Belgique

Assurances, santé, éco-chèques : nouveautés pour les Belges dès le 1er juin

À partir du 1er juin, les personnes guéries d’un cancer ne devront plus déclarer leur ancienne maladie lors de la souscription de certaines assurances. Le remboursement du vaccin contre le papillomavirus humain (HPV) est élargi aux jeunes adultes de 19 à 30 ans à compter du 1er juin.


Le droit à l’oubli est élargi pour les assurances. Cette mesure pourrait transformer la vie de nombreuses personnes guéries d’un cancer. À partir du 1er juin, elles ne devront plus déclarer leur ancienne maladie lors de la souscription à certaines assurances.

Le droit à l’oubli était déjà en vigueur depuis 2019 pour les assurances-vie liées à un crédit hypothécaire, comme celles pour le solde restant dû. Cependant, jusqu’à présent, les personnes concernées devaient encore mentionner qu’elles avaient souffert d’un cancer auparavant.

Cette obligation prend fin. L’objectif est d’éviter que d’anciens patients ne soient pénalisés par des refus d’assurance ou des primes considérablement augmentées.

Cette mesure s’étend également aux assurances d’annulation de voyage. Certaines maladies chroniques maîtrisées sont également incluses dans ce dispositif, avec des délais variables après guérison ou stabilisation.

Le vaccin contre le papillomavirus humain (HPV) est désormais remboursé jusqu’à l’âge de 30 ans. Le remboursement du vaccin HPV est étendu aux jeunes adultes de 19 à 30 ans.

Le HPV est un virus sexuellement transmissible largement répandu, responsable d’environ 5 % des cancers, pouvant entraîner des cancers du col de l’utérus, de la gorge ou de l’anus.

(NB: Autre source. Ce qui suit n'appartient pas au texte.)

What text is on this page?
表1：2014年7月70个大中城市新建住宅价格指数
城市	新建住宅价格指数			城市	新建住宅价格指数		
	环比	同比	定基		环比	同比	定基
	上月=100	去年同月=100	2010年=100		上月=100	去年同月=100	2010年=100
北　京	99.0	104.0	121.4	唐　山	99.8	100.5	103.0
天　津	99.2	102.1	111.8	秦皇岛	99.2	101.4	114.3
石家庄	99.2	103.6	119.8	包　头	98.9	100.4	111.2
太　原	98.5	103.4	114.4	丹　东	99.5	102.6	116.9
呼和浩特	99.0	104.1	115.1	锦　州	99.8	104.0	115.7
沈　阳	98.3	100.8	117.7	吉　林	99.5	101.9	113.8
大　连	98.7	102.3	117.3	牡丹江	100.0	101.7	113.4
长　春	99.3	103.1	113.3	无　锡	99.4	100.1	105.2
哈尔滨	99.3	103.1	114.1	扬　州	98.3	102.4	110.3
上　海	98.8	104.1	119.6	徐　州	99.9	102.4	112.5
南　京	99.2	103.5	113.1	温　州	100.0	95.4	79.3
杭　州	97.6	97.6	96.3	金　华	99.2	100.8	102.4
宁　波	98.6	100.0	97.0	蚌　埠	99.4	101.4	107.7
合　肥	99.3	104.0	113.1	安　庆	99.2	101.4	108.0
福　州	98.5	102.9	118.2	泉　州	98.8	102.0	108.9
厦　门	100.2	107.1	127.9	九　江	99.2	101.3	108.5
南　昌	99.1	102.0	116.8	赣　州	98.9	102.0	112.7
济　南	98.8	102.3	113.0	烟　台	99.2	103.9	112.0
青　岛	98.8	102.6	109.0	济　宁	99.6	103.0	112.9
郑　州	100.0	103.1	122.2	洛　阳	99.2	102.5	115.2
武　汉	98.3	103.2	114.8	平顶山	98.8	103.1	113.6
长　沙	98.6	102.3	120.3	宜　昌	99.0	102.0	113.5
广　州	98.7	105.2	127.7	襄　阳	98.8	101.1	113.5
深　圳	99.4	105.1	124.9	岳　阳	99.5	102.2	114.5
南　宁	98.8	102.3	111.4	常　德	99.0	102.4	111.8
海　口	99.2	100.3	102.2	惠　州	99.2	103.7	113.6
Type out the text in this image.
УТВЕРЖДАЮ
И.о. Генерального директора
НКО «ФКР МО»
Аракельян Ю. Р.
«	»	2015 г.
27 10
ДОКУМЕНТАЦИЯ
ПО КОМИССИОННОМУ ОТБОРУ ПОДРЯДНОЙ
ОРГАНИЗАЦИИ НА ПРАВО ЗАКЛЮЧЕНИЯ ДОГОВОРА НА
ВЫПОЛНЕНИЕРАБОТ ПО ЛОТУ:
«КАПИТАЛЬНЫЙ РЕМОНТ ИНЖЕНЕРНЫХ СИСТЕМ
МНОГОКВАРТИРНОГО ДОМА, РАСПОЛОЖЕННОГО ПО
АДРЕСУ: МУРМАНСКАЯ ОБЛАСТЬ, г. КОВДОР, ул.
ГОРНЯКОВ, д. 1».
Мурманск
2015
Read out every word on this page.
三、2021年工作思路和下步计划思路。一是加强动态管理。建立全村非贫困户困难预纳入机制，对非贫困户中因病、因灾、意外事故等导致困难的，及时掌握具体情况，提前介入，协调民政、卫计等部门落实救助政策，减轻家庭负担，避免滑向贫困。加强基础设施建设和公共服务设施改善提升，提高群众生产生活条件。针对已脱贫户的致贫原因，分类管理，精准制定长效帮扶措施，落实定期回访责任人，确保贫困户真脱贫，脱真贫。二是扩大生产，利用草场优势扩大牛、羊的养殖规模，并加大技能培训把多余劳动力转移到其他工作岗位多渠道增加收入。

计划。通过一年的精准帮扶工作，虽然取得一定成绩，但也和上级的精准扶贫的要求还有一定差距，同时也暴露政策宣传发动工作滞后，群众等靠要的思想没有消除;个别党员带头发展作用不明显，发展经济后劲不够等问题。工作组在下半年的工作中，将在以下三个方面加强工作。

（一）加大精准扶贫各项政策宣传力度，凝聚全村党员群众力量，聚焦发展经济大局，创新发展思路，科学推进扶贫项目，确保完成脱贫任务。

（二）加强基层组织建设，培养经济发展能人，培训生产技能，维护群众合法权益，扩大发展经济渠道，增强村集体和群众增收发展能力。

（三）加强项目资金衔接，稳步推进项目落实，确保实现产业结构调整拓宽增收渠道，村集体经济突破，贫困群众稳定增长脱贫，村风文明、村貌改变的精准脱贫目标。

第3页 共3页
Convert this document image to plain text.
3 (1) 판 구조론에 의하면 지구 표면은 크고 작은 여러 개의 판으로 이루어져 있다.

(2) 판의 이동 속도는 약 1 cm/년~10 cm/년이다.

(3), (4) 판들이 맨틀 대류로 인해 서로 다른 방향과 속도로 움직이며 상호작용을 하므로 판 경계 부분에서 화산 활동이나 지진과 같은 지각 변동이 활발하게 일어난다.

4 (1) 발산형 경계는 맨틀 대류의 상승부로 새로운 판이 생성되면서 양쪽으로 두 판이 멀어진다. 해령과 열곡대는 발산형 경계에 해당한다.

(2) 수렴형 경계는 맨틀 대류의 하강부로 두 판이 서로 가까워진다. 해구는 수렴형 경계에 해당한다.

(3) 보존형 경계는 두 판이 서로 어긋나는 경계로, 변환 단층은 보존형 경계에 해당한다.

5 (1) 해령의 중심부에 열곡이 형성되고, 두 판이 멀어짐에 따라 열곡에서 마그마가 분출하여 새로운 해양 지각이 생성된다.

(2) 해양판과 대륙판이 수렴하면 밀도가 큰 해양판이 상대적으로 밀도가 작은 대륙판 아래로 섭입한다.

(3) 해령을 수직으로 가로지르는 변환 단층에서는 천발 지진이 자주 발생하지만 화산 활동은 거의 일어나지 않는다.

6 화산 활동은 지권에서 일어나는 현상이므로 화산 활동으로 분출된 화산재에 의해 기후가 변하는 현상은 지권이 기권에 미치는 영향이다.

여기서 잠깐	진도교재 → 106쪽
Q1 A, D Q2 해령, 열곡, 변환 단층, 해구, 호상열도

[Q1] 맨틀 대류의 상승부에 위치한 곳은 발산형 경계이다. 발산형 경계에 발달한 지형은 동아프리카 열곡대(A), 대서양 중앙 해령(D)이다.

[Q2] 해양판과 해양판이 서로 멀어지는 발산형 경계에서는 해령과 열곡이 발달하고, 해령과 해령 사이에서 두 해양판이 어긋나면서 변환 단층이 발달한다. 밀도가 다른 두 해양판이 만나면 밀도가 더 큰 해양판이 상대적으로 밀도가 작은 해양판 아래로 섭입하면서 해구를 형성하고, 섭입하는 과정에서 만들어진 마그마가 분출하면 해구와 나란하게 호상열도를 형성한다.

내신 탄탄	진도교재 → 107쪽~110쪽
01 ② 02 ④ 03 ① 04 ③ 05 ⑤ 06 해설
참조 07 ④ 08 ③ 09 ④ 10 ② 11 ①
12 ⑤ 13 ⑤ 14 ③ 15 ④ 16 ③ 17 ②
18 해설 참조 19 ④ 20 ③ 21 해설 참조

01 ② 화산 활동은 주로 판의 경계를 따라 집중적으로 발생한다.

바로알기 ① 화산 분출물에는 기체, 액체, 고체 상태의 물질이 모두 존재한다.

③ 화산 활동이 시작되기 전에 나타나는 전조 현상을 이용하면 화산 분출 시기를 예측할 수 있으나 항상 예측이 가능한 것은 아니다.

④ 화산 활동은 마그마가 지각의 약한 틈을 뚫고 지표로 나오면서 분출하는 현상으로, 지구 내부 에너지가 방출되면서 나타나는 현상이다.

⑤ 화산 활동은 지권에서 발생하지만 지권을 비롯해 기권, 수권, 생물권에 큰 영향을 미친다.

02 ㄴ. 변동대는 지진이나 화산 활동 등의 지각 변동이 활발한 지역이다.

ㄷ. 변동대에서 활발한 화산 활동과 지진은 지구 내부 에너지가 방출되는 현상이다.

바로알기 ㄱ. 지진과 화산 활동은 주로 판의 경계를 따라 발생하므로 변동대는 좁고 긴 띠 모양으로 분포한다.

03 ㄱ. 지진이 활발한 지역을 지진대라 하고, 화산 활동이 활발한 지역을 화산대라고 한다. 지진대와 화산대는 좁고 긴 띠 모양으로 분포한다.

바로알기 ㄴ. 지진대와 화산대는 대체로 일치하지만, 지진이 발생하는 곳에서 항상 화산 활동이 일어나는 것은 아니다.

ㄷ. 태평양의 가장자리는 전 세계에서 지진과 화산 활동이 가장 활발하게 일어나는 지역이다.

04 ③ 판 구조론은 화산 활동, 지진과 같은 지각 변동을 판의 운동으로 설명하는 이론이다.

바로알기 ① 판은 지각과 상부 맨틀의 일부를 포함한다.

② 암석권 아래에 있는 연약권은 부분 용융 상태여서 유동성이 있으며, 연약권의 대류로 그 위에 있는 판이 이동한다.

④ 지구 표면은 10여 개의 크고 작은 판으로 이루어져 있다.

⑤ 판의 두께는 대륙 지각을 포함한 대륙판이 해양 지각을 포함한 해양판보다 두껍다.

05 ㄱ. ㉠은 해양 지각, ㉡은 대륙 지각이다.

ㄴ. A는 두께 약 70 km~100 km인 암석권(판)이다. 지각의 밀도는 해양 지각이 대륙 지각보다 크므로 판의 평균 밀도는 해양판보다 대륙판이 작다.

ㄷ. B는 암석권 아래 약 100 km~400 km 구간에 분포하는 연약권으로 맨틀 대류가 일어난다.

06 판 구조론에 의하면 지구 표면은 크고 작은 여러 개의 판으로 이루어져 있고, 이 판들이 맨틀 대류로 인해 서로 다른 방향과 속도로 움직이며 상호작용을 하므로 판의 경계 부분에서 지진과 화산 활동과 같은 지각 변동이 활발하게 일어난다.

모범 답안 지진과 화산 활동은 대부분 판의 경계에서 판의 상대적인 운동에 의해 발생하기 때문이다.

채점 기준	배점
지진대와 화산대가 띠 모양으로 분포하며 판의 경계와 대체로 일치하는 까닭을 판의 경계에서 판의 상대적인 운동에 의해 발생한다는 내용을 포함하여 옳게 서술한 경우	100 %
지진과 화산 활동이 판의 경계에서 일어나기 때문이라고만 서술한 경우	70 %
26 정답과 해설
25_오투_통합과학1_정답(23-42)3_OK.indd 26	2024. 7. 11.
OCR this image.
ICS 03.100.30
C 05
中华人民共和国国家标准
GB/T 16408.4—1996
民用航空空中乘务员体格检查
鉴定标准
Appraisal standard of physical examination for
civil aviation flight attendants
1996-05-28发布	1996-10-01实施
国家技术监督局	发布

Jusqu’à présent, le remboursement concernait principalement les adolescents. Dès le 1er juin, les jeunes adultes qui n’ont pas encore été vaccinés pourront également bénéficier d’une intervention de l’assurance maladie.

Le vaccin Gardasil9 coûte 120,59 euros par dose, avec un schéma de trois injections. Grâce au remboursement, le coût pour le patient sera de 12,80 euros par dose.

Les groupes à haut risque continueront, quant à eux, à bénéficier d’un remboursement jusqu’à 45 ans.

Les consommateurs qui détiennent des éco-chèques bénéficieront également d’une liste d’achats autorisés élargie. À partir du 1er juin, ils pourront les utiliser pour des produits alimentaires et textiles estampillés Fairtrade, ainsi que pour certains produits de l’aquaculture certifiés ASC.

De nombreux appareils électroménagers seront également ajoutés à la liste des produits éligibles, incluant certains réfrigérateurs, lave-vaisselles et lave-linges séchants considérés comme peu énergivores.

Cette évolution vise à promouvoir des achats plus durables et respectueux de l’environnement.

Les règles sur les emballages neutres pour les produits du tabac seront également renforcées. À partir du 1er juin, les cigares, cigarillos, tabacs à pipe, papiers à rouler, filtres et tubes devront également être vendus dans des emballages standardisés, sans logo ni couleurs attrayantes.

Ces règles existaient déjà depuis 2020 pour les cigarettes et le tabac à rouler. Le gouvernement souhaite réduire l’attrait marketing des produits du tabac, en particulier pour les jeunes. Les avertissements sanitaires seront aussi plus visibles sur les paquets.

Une période de transition est prévue, permettant à certains anciens emballages de rester en rayon pendant quelques mois.

Un projet pilote va également débuter en juin pour plus de mille infirmiers et infirmières à domicile. Actuellement, ces professionnels sont rémunérés par intervention. Dans le cadre de cette expérience conduite par l’Inami, une partie d’entre eux sera payée à l’heure, y compris le temps de déplacement.

L’objectif est de mieux valoriser certaines tâches peu ou pas rémunérées, comme l’accompagnement ou l’éducation des patients.

Le test durera deux ans avant une éventuelle réforme plus large du financement des soins infirmiers à domicile.

Un changement significatif attend le secteur ferroviaire belge. À partir du 1er juin, tous les nouveaux employés recrutés à la SNCB, chez Infrabel ou via HR Rail, seront engagés sous contrat classique. Les nominations statutaires disparaissent donc pour les nouvelles recrues.

Cette réforme vise à moderniser la gestion des ressources humaines dans le domaine ferroviaire, selon le ministre de la Mobilité Jean-Luc Crucke.

HR Rail restera l’employeur juridique du personnel ferroviaire, mais la SNCB et Infrabel pourront désormais recruter et former directement leurs futurs collaborateurs.